Officials of the round-the-world race say the team searched for several hours in high wind and big waves, although deteriorating conditions forced the crew to resume course toward South America.
Fellow crew from Team Sun Hung Kai/Scallywag said Mr Fisher had unclipped his tether to tidy up a sheet when the boat was caught in an accidental crash gybe – where the mainsail and its supporting boom swing across to the opposite side of the vessel.
According to a timeline of events released by the team, Mr Fisher was hit by the mainsheet system and knocked overboard. The crew believe he was already unconscious from the blow before hitting the water.
On Monday, @scallywaghk lost John Fisher overboard in the Southern Ocean, approximately 1,400 nautical miles west of Cape Horn. The Team Sun Hung Kai/Scallywag crew has put together an account of what happened. More ➡️ https://t.co/ELXtwPyVxY pic.twitter.com/HXkIISpdRP— The Ocean Race (@theoceanrace) March 28, 2018
The 47-year-old, who was an experienced big boat sailor and was sailing in his first Volvo Ocean Race, was wearing a survival suit with a wetsuit hood and gloves and a lifejacket at the time.
Team manager Tim Newton described it as “the worst situation you can imagine happening to your team”.
He added: “We are absolutely heart-broken for John’s family and friends. I know for David (Witt, the boat’s skipper), he has lost his best friend.

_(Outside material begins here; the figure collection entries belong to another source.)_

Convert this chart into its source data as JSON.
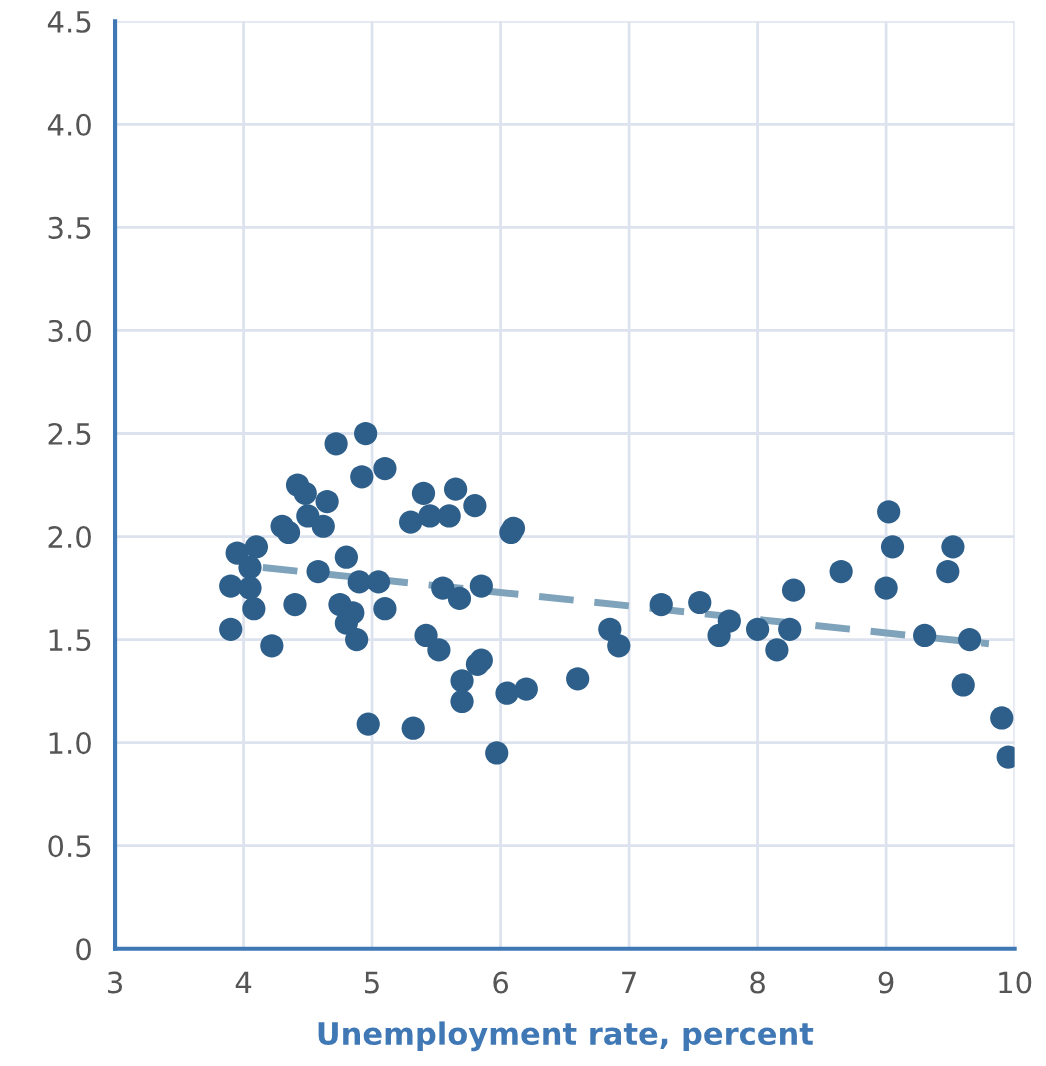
{
  "chart_data": {
    "type": "scatter",
    "xlabel": "Unemployment rate, percent",
    "xlim": [
      3,
      10
    ],
    "xticks": [
      3,
      4,
      5,
      6,
      7,
      8,
      9,
      10
    ],
    "ylim": [
      0,
      4.5
    ],
    "yticks": [
      0,
      0.5,
      {
        "value": 1,
        "label": "1.0"
      },
      1.5,
      {
        "value": 2,
        "label": "2.0"
      },
      2.5,
      {
        "value": 3,
        "label": "3.0"
      },
      3.5,
      {
        "value": 4,
        "label": "4.0"
      },
      4.5
    ],
    "grid": true,
    "marker": "circle",
    "series": [
      {
        "color": "#2e5f8a",
        "x": [
          3.9,
          3.9,
          3.95,
          4.05,
          4.05,
          4.08,
          4.1,
          4.22,
          4.3,
          4.35,
          4.4,
          4.42,
          4.48,
          4.5,
          4.58,
          4.62,
          4.65,
          4.72,
          4.75,
          4.8,
          4.8,
          4.85,
          4.88,
          4.9,
          4.92,
          4.95,
          4.97,
          5.05,
          5.1,
          5.1,
          5.3,
          5.32,
          5.4,
          5.42,
          5.45,
          5.52,
          5.55,
          5.6,
          5.65,
          5.68,
          5.7,
          5.7,
          5.8,
          5.82,
          5.85,
          5.85,
          5.97,
          6.05,
          6.08,
          6.1,
          6.2,
          6.6,
          6.85,
          6.92,
          7.25,
          7.55,
          7.7,
          7.78,
          8.0,
          8.15,
          8.25,
          8.28,
          8.65,
          9.0,
          9.02,
          9.05,
          9.3,
          9.48,
          9.52,
          9.6,
          9.65,
          9.9,
          9.95
        ],
        "values": [
          1.55,
          1.76,
          1.92,
          1.75,
          1.85,
          1.65,
          1.95,
          1.47,
          2.05,
          2.02,
          1.67,
          2.25,
          2.21,
          2.1,
          1.83,
          2.05,
          2.17,
          2.45,
          1.67,
          1.58,
          1.9,
          1.63,
          1.5,
          1.78,
          2.29,
          2.5,
          1.09,
          1.78,
          2.33,
          1.65,
          2.07,
          1.07,
          2.21,
          1.52,
          2.1,
          1.45,
          1.75,
          2.1,
          2.23,
          1.7,
          1.3,
          1.2,
          2.15,
          1.38,
          1.76,
          1.4,
          0.95,
          1.24,
          2.02,
          2.04,
          1.26,
          1.31,
          1.55,
          1.47,
          1.67,
          1.68,
          1.52,
          1.59,
          1.55,
          1.45,
          1.55,
          1.74,
          1.83,
          1.75,
          2.12,
          1.95,
          1.52,
          1.83,
          1.95,
          1.28,
          1.5,
          1.12,
          0.93
        ]
      },
      {
        "type": "line",
        "color": "#7fa3bb",
        "line_style": "dashed",
        "marker": "none",
        "x": [
          4.15,
          9.8
        ],
        "values": [
          1.85,
          1.48
        ]
      }
    ]
  }
}
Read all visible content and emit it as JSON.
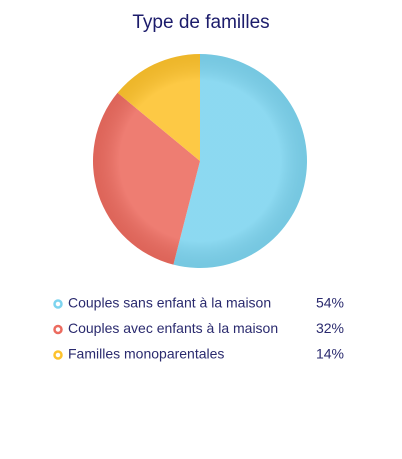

It’s devastating.”
Following the incident, it took some time to get the boat under control and sail back to a position near where Mr Fisher had been thrown overboard.
A search and rescue operation was carried out for several hours, but there was no sign of the sailor, and the decision was made to abandon the search as weather conditions deteriorated.
The crew are now making their way back to shore.
“This situation isn’t over yet for our team,” said Mr Newton. “The conditions are extremely challenging, with strong winds and a forecast for a building sea state over the next couple of days.
“Our sole focus, with the assistance of Race Control in Alicante is to get the team into port safely.
“Once we have achieved that, we have time to de-brief more fully and ensure that any lessons that can be learned from what happened to John are incorporated by the rest of the fleet going forward.
“That would be a tremendous legacy for John, who spent so much of his time passing the learnings from his lifetime of experience at sea onto the younger sailors on our team.”
Earlier in the race, Scallywag crewman Alex Gough was swept overboard during a sail change and was rescued within seven minutes.
Mr Gough was not wearing a safety harness or life jacket, and skipper David Witt said at the time that he was lucky to be alive.
In May 2006, Dutch sailor Hans Horrevoets was swept overboard in the Atlantic Ocean. The crew turned back and found Mr Horrevoets but could not revive him.
This edition of the race had already been tarnished by a collision involving Vestas 11th Hour Racing and a fishing boat that killed a fisherman in January.
The collision off Hong Kong sank the fishing boat and caused severe damage to the racing yacht, forcing it to miss the next two legs.
The entire race covers some 45,000 nautical miles.